For HEMT FET switch, its terminal bias criteria never seems to be clearly stated in any standard text.

For example, is it okay to set the desired Vgs for switch ON and OFF, but leaves Vd open (or floating, or no bias)?

Most people tend to set the desired Vgs, and then leave both drain and source biased with equal potential (so Vds=0). Does it really matter if Vds is not equal to 0V set to any other voltage?

Set Vds = 0V and drive the gate with a pulse voltage around the Vgate treshold doesn't make sense.

It is a common way to use this device. Vgs is used to switch on/off the device.

I answered your question.

Don't agree.. but thanks for your participation.

Please, could you be more explicit...

And I wrote : Set Vds = 0V and drive the gate with a pulse voltage around the Vgate treshold doesn't make sense.
That means you need a voltage on Vd to switch something. If you have a look on some MOSFET datasheets, the switching time test circuit uses a large resistor (and "bias" voltage) on drain to pull the drain down.

MOSFET could be different. But pHEMT is the one we are talking about, bro.

All transistors need some output bias voltage and current to operate. Heterojunction devices aren't any different. Where did you hear otherwise?..

Where did u hear what u just said above?
This is switch application, dude.

Everybody knows that, you are not the only one working on pHEMT switch application. You should read some books explaining how transistors work. A pHEMT is a field effect transistor based like MOSFET. Are you a student?

Yes..
If you apply Vgs voltage either positive for E-Mode pHEMTs or negative for D-Mode pHEMTs, a depletion layer will be appeared just underneath of the gate and channel resistance will drop very sharply and the FET will act as a switch.Vds voltage is not necessary because FET became a simple resistance and deplation layer touches both Drain and Source.

Regardless of the answer, I always treat myself a student. :)

---------- Post added at 12:14 ---------- Previous post was at 12:11 ----------

Thank you, BigBoss. This is the exact answer I am looking for. I joked around long enough. Now some one finally loses the patience and cannot hold the answer.

Some finite amount of Vds is necessary, even if it is functioning as a switch and even if it is just a "resistance". If there is no bias voltage, then there is no current, and the device simply does nothing.

Or are you seriously claiming that I could short the drain and source together directly and it would still work somehow?

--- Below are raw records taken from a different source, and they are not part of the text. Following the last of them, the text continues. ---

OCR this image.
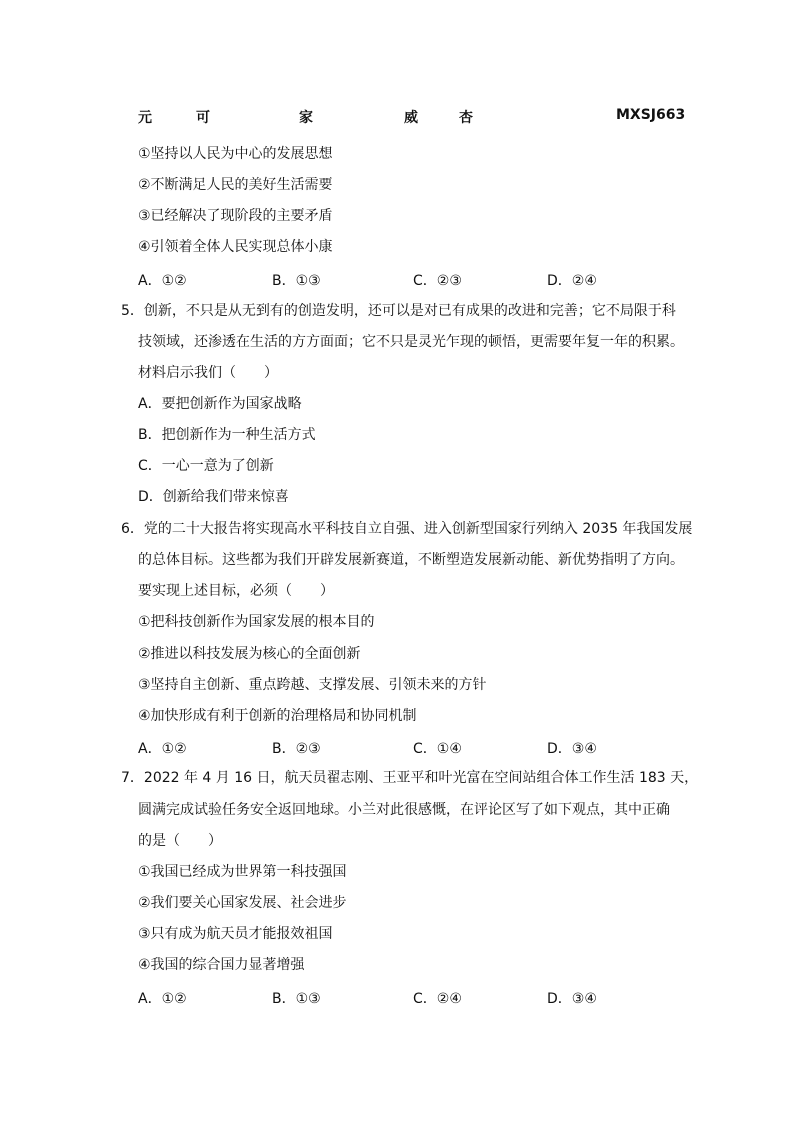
元	可	家	威	杏	MXSJ663
①坚持以人民为中心的发展思想
②不断满足人民的美好生活需要
③已经解决了现阶段的主要矛盾
④引领着全体人民实现总体小康
A．①②	B．①③	C．②③	D．②④
5．创新，不只是从无到有的创造发明，还可以是对已有成果的改进和完善；它不局限于科
技领域，还渗透在生活的方方面面；它不只是灵光乍现的顿悟，更需要年复一年的积累。
材料启示我们（　　）
A．要把创新作为国家战略
B．把创新作为一种生活方式
C．一心一意为了创新
D．创新给我们带来惊喜
6．党的二十大报告将实现高水平科技自立自强、进入创新型国家行列纳入 2035 年我国发展
的总体目标。这些都为我们开辟发展新赛道，不断塑造发展新动能、新优势指明了方向。
要实现上述目标，必须（　　）
①把科技创新作为国家发展的根本目的
②推进以科技发展为核心的全面创新
③坚持自主创新、重点跨越、支撑发展、引领未来的方针
④加快形成有利于创新的治理格局和协同机制
A．①②	B．②③	C．①④	D．③④
7．2022 年 4 月 16 日，航天员翟志刚、王亚平和叶光富在空间站组合体工作生活 183 天，
圆满完成试验任务安全返回地球。小兰对此很感慨，在评论区写了如下观点，其中正确
的是（　　）
①我国已经成为世界第一科技强国
②我们要关心国家发展、社会进步
③只有成为航天员才能报效祖国
④我国的综合国力显著增强
A．①②	B．①③	C．②④	D．③④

For HEMT switch, no operation current is present. It is a voltage control device anyhow. This is a good thing- don't you like it? Having Vd=Vs does not mean they are RF shorted.

Case#1: one can bias up both drain and source terminals, or even set Vd=Vs (so Vds=0), In this case, all 3 terminals have DC bias voltages. But having both drain and source bias voltages is really not a requirement for switch operation.

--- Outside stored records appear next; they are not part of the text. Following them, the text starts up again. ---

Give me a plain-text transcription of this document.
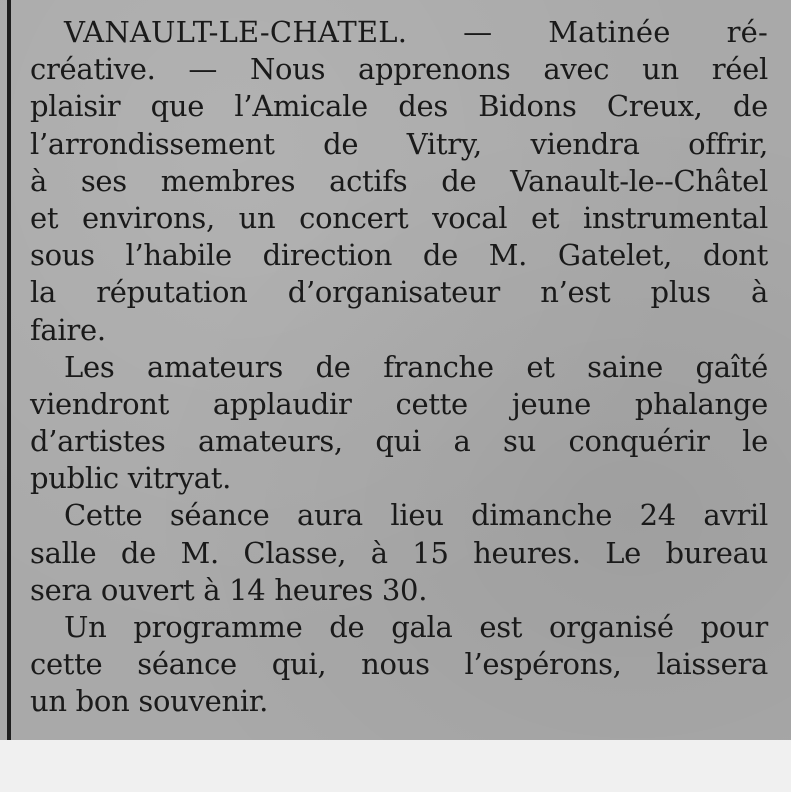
VANAULT-LE-CHATEL. — Matinée ré-
créative. — Nous apprenons avec un réel
plaisir que l’Amicale des Bidons Creux, de
l’arrondissement de Vitry, viendra offrir,
à ses membres actifs de Vanault-le--Châtel
et environs, un concert vocal et instrumental
sous l’habile direction de M. Gatelet, dont
la réputation d’organisateur n’est plus à
faire.
Les amateurs de franche et saine gaîté
viendront applaudir cette jeune phalange
d’artistes amateurs, qui a su conquérir le
public vitryat.
Cette séance aura lieu dimanche 24 avril
salle de M. Classe, à 15 heures. Le bureau
sera ouvert à 14 heures 30.
Un programme de gala est organisé pour
cette séance qui, nous l’espérons, laissera
un bon souvenir.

Case#2, one can bias up only the gate and the source terminals, and leave the drain floating without any DC voltage.

Case #3: I suspect, one can even use the relative voltage difference between gate and drain to switch the device on/off, and leave source floating without any DC bias. In other words, drain and source are interchangeable when used as switch. Either drain or source needs to be biased. Biasing both drain and source is not required. But this needs to be confirmed.

BigBoss (and other experts), please comment on the above cases. Thank you all.

If a pHEMT will be used as switch, there will compulsorily be a potential between drain and source because of signal, RF signal etc. This potential is sufficient to create a Electrical Field between drain source.